We therefore ask you to take ETHRA’s manifesto into consideration when considering tobacco policy:
- Access to harm reduction, including tobacco harm reduction, must be recognised as a human right.
- Consumers of safer nicotine products must be recognised as essential stakeholders in discussions of policy.
- Regulation for safer nicotine products must reflect the risks relative to the risks from smoking.
- Regulators must recognise that having a wide choice of products and flavours is key to the success of safer nicotine products in enabling people to stop smoking.
- Regulators must consider the harm to adults when considering measures intended to protect youth.
- Tax policy must take into account that high taxation of safer nicotine products deters smokers from switching.
These points will help in creating a coherent risk-based framework for all nicotine products.
We want to stress that all safer nicotine products are crucial in helping smokers transition to a low-risk alternative to smoking. ETHRA has regularly engaged with NL ministers and parliamentarians to raise concerns and we also urge you to heed the warnings in ‘Regulation of e-cigarette flavours – a response’, a submission to the 2020 consultation signed by twenty-four scientific and policy experts.

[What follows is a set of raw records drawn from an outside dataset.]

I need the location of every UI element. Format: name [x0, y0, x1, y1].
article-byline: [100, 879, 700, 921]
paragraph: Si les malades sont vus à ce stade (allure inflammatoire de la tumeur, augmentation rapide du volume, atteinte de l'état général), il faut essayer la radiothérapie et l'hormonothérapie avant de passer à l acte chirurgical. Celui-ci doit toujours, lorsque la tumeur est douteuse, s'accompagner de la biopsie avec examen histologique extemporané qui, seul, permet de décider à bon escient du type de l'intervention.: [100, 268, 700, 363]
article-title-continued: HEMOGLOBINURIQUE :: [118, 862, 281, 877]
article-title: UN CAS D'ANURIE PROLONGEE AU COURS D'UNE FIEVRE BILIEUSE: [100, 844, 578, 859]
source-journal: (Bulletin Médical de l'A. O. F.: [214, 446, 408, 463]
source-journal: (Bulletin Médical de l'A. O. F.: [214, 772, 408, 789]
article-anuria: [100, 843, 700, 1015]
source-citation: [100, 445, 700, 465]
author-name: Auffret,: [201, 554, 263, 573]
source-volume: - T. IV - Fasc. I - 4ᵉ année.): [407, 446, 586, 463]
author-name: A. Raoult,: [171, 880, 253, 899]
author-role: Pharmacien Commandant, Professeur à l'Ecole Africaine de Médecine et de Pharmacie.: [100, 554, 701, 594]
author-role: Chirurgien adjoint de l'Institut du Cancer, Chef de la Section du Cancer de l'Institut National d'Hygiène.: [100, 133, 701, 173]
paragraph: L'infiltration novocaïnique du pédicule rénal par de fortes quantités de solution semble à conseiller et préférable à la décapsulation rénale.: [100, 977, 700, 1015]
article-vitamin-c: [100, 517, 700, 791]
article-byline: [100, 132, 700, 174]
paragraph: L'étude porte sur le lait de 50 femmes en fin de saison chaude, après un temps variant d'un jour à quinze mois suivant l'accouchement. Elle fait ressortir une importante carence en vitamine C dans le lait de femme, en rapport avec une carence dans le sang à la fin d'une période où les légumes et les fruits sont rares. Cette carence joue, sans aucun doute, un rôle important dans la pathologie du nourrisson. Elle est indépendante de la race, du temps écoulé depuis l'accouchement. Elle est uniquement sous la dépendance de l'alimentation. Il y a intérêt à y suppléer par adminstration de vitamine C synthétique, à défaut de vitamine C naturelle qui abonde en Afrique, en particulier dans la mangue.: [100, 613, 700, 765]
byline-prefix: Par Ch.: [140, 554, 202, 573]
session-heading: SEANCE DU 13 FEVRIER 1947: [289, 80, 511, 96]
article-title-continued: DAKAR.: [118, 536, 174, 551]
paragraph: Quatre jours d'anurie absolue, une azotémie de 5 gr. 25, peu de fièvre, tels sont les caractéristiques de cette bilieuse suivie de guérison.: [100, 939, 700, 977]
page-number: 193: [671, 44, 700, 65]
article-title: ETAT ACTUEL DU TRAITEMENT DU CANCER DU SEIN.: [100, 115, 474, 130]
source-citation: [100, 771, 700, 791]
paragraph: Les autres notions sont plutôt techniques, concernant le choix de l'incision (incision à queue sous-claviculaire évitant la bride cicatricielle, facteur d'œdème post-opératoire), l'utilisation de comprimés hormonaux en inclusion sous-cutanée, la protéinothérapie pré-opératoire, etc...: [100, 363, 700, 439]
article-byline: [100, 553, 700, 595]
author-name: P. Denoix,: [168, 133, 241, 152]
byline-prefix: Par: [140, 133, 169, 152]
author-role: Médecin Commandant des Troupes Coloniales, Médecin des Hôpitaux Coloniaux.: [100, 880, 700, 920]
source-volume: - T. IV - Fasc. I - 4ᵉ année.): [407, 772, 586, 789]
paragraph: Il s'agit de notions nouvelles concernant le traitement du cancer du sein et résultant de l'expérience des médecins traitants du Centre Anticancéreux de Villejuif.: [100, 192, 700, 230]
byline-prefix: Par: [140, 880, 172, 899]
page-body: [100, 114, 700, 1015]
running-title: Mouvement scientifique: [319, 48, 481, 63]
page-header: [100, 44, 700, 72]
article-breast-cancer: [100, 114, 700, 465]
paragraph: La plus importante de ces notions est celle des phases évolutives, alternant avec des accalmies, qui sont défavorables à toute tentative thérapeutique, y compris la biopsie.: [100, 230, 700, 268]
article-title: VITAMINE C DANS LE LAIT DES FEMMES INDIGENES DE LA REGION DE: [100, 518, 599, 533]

A note on ETHRA’s preferred terms for products
As people with lived experience of using Safer Nicotine Products (SNPs), we generally choose to use these terms:
-‘vapes’, ‘vaping products’ and ‘vaping’, rather than ‘e-cigarettes’ or ‘ENDS’.
-‘HTPs’ to refer to Heated Tobacco Products.
-‘Nicotine pouches’ for non-tobacco containing oral sachets.
-‘snus’ to refer to the pasteurised Scandinavian oral tobacco product, either in loose or pouch form.